Caesar dan manusia sempat menyepakati suatu perjanjian yang menegaskan batas-batas fisik komunitas agar kedua spesies tersebut dapat hidup rukun, tidak saling mengganggu. Tapi dilema terjadi saat sumber energi berupa pembangkit listrik yang menentukan hidup matinya populasi manusia, ternyata terdapat di dalam hutan yang dikuasai para kera.

Malcolm kemudian menawarkan diri untuk bernegosiasi dengan Caesar agar ia dan timnya dapat memperbaiki pembangkit listrik tersebut dan dapat mempergunakannya untuk manusia.


Di lain pihak, ada seekor kera yang bernama Koba yang memiliki dendam kesumat terhadap manusia. Dahulu Koba pernah dijadikan hewan percobaan oleh manusia. Diautopsi hingga memiliki banyak bekas luka menjadikan Koba mengeneralisir sifat manusia. Ia tidak terima Caesar bekerja sama dengan manusia. Koba memiliki prinsip yang jelas, manusia harus dimusnahkan seperti mereka memperlakukan para kera. Kesumat itu bertambah saat Koba menyaksikan manusia berlatih menggunakan senjata api di kamp-nya.

Terjadilah konflik utama dalam film ini, antara perjuangan manusia mempertahankan eksistensinya, Caesar mempertahankan persatuan para kera, dan Koba yang berambisi untuk memusnahkan manusia.


Outstanding Stories

Saya tidak pernah menyangka Dawn of the Planet of the Apes dapat disajikan sedemikian rupa hingga membuat saya ternganga-nganga dan begidik sepanjang film. Cerita yang memukau, menarik diikuti meski bertempo lambat, membuat popcorn yang 'salah pesan' di tangan saya ludes tak terasa. Meski genre film ini di IMDb tertulis drama, action, sci-fi, mungkin saya perlu menambahkan thriller.

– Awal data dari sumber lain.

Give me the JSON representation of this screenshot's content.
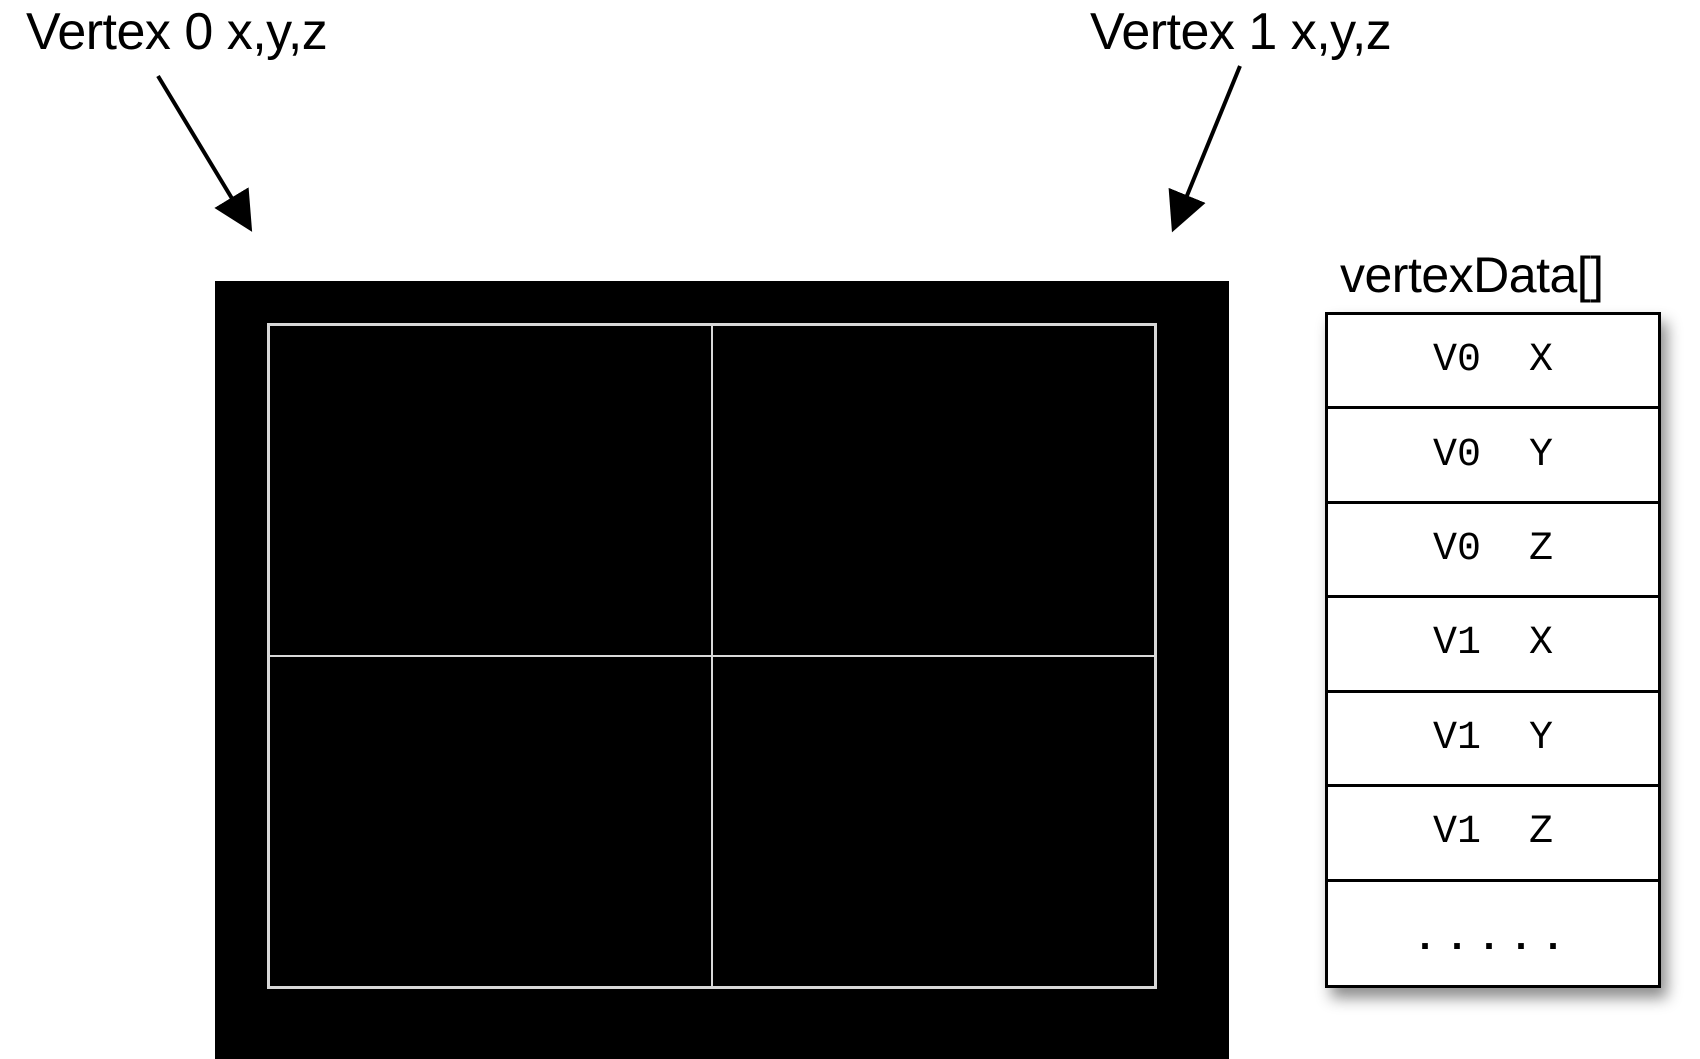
{
  "labels": {
    "vertex0": "Vertex 0 x,y,z",
    "vertex1": "Vertex 1 x,y,z",
    "array_name": "vertexData[]"
  },
  "array_slots": [
    "V0  X",
    "V0  Y",
    "V0  Z",
    "V1  X",
    "V1  Y",
    "V1  Z",
    "....."
  ],
  "grid": {
    "columns": 2,
    "rows": 2
  }
}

10 menit pertama yang menjadi titik kritis mampu disajikan dengan sangat baik. Matt Reeves tampaknya ingin memberikan gambaran tentang kehidupan para kera yang liar, ganas, lewat perburuan hewan untuk makan. Menit-menit selanjutnya memberikan visualisasi lengkap kehidupan primata di dalam hutan, kemudian beralih kepada penceritaan kondisi manusia yang memiliki harapan dalam segala putus asa.

Keseluruhan cerita mungkin telah tergambar dalam sinopsis yang saya tulis di atas. Film ini menceritakan sebuah perjuangan populasi yang dipenuhi intrik. Intrik yang wajar ada dalam sebuah realita. Pergulatan kekuasaan, egoisme dan ambisi di antara perjuangan hidup di saat yang kritis selalu menjadi topik yang terus menarik diikuti. 

Film ini menjadi miniatur bagaimana sebuah kudeta dapat terjadi dalam sebuah negara, meskipun dengan cara-cara yang sederhana. Bagaimana ketulusan manusia (atau kera) dapat berubah menjadi pengkhianatan dan bagaimana sifat asli seseorang dapat terlihat di saat-saat terdesak. Film ini juga memberikan penggambaran sulitnya seseorang memilih di mana ia berdiri, kepada siapa ia memihak, dalam kondisi yang serba mepet.

Dawn of the Planet of the Apes adalah sebuah film yang sarat dengan pesan-pesan perdamaian, pesan kehidupan. Singkatnya kalau boleh dikatakan, film ini adalah sebuah film tentang revolusi. Dan Matt Reeves, dengan cerdas menggambarkan cerita revolusi manusia, yang diejawantahkan dalam kehidupan sekumpulan kera. 


Stunning Performances

Kekuatan karakter dalam sebuah cerita adalah poin penting yang selalu saya nilai sepanjang film. Adanya karakter-karakter yang menjadi ikon dalam sebuah cerita adalah salah satu poin utama menariknya sebuah cerita. Dan di film ini, saya dapat menyaksikan dengan jelas kekuatan karakter yang ada dalam tokoh utamanya. Terutama Caesar dan Koba.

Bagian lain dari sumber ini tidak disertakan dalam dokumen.